Pour synthétiser, l'intérêt de l'utilisation des outils de catégorisation de l'INSEE réside dans leur "universalité" (même si celle-ci demeure relative et limitée ) qui permet des comparaisons, des économies de temps et de construction de l'étude tout en apportant un gage de scientificité car ces nomenclatures sont reconnues par tous. Ce qui n'empêche pas la réflexion sur leur définition : ainsi la définition des PCS est réactualisée de temps à autre et sa pertinence réinterrogée, comme nous le verrons ultérieurement.
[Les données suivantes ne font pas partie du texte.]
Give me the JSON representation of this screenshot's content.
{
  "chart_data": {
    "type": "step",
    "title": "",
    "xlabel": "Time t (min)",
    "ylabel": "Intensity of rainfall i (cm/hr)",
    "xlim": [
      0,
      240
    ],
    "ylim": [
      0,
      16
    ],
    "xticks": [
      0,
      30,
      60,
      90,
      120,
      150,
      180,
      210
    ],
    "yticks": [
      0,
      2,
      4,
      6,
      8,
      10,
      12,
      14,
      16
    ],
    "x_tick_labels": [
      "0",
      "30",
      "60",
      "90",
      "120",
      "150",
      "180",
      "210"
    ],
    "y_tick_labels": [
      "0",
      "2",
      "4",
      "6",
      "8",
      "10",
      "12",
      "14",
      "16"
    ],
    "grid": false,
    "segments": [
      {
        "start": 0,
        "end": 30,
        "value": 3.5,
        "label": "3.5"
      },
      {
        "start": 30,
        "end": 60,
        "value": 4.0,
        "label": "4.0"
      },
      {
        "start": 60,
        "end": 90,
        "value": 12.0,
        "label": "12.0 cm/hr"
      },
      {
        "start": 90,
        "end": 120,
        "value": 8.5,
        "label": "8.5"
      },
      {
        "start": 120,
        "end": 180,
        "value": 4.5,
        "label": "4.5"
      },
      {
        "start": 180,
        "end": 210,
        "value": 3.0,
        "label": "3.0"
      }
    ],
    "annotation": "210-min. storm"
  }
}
« Il y a toujours les découpes classiques qui sont âges, CSP, bidule etc, ça c’est pour repérer les gens et ça on en a besoin parce que…Essentiellement pour par exemple…Nous pour communiquer auprès des gens, il faut qu’on puisse les toucher. Pour les toucher, il faut qu’on sache les repérer et savoir où ils sont. Donc généralement, on essaye de toujours avoir des choses qui soient repérables » (homme, 40 ans, MKG)

Les variables socio démographiques permettent de partir du connu, donc d'effectuer sans trop de difficulté le repérage de la population à analyser. Ce qui est un atout tant dans la mise en place de l'étude en terme de gain de temps et de facilité de mise en œuvre mais aussi dans la communication autour de l'enquête : cela permet de partager des références communes avec les commanditaires, le public et les collègues : tout le monde a une idée de ce qu'est l'âge, le sexe, la catégorie sociale, etc..

« Donc, en fait, on part de catégories déjà établies pour élargir, et que tout le monde s’y intéresse.»

(femme, 27 ans, POL)

Partir de ces grandes variables déjà établies permet grâce à un langage commun de communiquer autour de l'enquête et d'y intéresser le plus grand nombre. Mais au-delà du passage obligé que constitue la mobilisation d'outils classiques de catégorisation reconnus comme quasiment universel, enfin tout du moins en France, il s'avère le plus souvent nécessaire d'affiner les catégories établies par la combinaison de variables classiques avec d'autres variables, dépendantes du sujet d'études.